Patty looked serious. “The only thing Kristen could have told you that would have upset you about me was what Kristen and I talked about before the two of you started dating.”

Again I nodded.

“You have to realize that Kristen was suicidal, Jim!”

“Not to mention homicidal,” I added glumly.

“She wasn’t seriously going to kill you, and I doubt that she would have killed herself. She was trying to scare me.”

“Patty, you are easy to talk to, but you aren’t a psychiatrist! You can’t make that kind of decision! That sort of thing is a matter of life and death!”

“Jim, you never realized how much Kristen prefers to be in control. She saw no future with you because she’d never be able to control you while she had the addiction.”

“Kristen told me that yesterday. She told me that you said that if she killed me, she’d be a junkie without a fix. Some friend you are!”
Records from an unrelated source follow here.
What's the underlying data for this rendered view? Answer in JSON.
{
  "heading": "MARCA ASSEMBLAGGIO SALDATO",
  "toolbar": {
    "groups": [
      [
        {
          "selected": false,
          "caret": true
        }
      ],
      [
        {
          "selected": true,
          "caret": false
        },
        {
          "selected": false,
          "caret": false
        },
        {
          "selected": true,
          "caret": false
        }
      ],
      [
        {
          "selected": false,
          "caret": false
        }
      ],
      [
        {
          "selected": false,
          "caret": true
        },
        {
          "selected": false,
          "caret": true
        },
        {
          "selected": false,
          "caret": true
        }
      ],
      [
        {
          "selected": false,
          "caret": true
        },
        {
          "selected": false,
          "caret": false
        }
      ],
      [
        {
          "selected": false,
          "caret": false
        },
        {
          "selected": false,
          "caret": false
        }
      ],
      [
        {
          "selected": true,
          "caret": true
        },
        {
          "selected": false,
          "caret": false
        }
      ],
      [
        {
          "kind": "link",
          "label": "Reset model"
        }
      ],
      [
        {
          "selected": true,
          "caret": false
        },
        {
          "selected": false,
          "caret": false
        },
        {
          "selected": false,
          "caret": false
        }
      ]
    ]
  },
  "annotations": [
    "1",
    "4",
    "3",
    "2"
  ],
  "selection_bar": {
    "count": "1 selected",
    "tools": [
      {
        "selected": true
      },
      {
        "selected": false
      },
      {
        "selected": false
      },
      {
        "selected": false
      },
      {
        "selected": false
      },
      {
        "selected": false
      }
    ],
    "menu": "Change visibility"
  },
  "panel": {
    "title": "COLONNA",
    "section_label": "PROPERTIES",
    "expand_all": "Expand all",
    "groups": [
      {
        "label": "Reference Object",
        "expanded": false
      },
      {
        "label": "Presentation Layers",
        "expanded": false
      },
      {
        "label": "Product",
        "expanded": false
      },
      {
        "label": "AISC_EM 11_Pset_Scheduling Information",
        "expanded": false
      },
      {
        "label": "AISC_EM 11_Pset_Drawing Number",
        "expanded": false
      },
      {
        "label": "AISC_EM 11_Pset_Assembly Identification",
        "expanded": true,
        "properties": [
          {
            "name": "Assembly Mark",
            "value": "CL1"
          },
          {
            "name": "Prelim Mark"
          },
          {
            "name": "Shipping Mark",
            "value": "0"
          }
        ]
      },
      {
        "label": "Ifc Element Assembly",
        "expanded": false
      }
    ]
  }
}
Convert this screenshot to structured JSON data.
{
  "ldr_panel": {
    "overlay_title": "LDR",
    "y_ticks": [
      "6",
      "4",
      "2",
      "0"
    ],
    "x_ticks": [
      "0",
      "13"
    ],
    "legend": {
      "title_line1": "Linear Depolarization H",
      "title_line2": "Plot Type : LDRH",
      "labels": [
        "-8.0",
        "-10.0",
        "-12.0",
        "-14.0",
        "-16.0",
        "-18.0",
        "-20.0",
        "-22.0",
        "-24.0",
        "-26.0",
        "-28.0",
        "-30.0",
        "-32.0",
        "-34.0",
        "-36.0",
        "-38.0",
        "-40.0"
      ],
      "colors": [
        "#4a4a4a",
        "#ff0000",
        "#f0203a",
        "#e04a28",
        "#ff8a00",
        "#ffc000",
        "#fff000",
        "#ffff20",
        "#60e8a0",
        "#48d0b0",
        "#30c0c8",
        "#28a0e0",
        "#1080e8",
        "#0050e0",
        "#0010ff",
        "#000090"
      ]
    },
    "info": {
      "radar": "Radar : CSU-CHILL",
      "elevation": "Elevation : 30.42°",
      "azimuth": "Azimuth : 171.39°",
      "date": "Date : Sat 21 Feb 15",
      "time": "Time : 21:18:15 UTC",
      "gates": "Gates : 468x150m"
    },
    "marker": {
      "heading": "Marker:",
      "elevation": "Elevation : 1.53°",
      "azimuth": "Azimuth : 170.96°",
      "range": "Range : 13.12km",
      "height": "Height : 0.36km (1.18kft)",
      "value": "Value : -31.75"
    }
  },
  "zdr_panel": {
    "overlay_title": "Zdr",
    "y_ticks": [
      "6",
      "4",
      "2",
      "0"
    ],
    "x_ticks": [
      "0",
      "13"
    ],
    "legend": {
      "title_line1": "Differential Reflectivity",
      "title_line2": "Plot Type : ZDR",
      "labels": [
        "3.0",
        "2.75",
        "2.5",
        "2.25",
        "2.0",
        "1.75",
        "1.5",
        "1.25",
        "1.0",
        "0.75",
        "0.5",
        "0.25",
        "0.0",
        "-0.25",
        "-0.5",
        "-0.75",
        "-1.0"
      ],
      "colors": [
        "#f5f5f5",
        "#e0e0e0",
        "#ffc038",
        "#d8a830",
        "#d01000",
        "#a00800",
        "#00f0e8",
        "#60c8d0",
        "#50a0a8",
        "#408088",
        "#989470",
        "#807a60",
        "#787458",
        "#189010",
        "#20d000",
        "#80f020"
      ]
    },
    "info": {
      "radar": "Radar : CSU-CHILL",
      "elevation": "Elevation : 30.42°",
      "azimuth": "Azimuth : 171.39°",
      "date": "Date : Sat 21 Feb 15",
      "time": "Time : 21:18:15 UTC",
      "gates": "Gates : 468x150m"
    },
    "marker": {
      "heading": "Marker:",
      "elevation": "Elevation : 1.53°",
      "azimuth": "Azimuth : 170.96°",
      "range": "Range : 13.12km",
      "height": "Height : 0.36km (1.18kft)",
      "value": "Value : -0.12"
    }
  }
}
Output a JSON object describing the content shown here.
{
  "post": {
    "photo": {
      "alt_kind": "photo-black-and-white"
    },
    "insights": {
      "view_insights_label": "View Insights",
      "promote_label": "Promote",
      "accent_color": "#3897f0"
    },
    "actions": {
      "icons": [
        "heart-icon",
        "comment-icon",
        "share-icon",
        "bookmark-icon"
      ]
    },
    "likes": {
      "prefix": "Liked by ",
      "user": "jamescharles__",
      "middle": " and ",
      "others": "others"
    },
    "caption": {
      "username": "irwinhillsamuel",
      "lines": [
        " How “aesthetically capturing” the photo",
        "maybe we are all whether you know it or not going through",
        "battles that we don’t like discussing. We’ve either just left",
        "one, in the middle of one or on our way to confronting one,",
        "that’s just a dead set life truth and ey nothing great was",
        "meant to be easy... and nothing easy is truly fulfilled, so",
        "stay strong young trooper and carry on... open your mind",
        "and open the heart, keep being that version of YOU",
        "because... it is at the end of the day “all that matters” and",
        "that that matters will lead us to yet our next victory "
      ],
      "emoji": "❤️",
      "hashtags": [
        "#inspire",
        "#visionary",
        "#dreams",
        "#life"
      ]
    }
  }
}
I thought saying that would shock Patty, but I was mistaken.

“You think that I’m not your friend because I pointed out the truth to Kristen?”

“You’re twisting my words around!”

Patty didn’t respond, but just looked at me.

I stared at Patty, daring her to out-stare me. It was a child’s game; I admit it.

Finally, I broke the silence. “I really thought you were my friend, Patty.”

I slowly turned to walk away, feeling as if my best friend plunged a knife into my heart.

To her benefit, Patty didn’t rise to the bait. Instead, she quietly said, “At that time, Kristen didn’t have any friends, Jim. The only person she could talk to was her brother, who was living on the East Coast. I felt that Kristen needed a friend right then, and I tried to talk some sense into her. Can you really fault me for that? Isn’t that what a friend is supposed to do?”

I stopped walking away. Patty did have a point. I sighed and said, “Kristen said you called her up and wouldn’t take no for an answer.”

“I did. I knew what she was going through. Kristen felt violated, and to her, what you did to her was even worse than what she thought happened to me.”

Once again, I was at a loss. Patty’s words were hitting me like a sledgehammer. I was barely able to choke out the word, “Worse?”

Patty shook her head slowly. “Look at it from her point of view. You know what you did to her. She felt humiliated to have to call my home and then Wendy’s mother just to talk to me in order to set up a ‘date’ with you. Usually, I’m sensitive to these things, and I should have seen this when you crossed the line, but I must have been under the influence of a ticket. I was, wasn’t I?”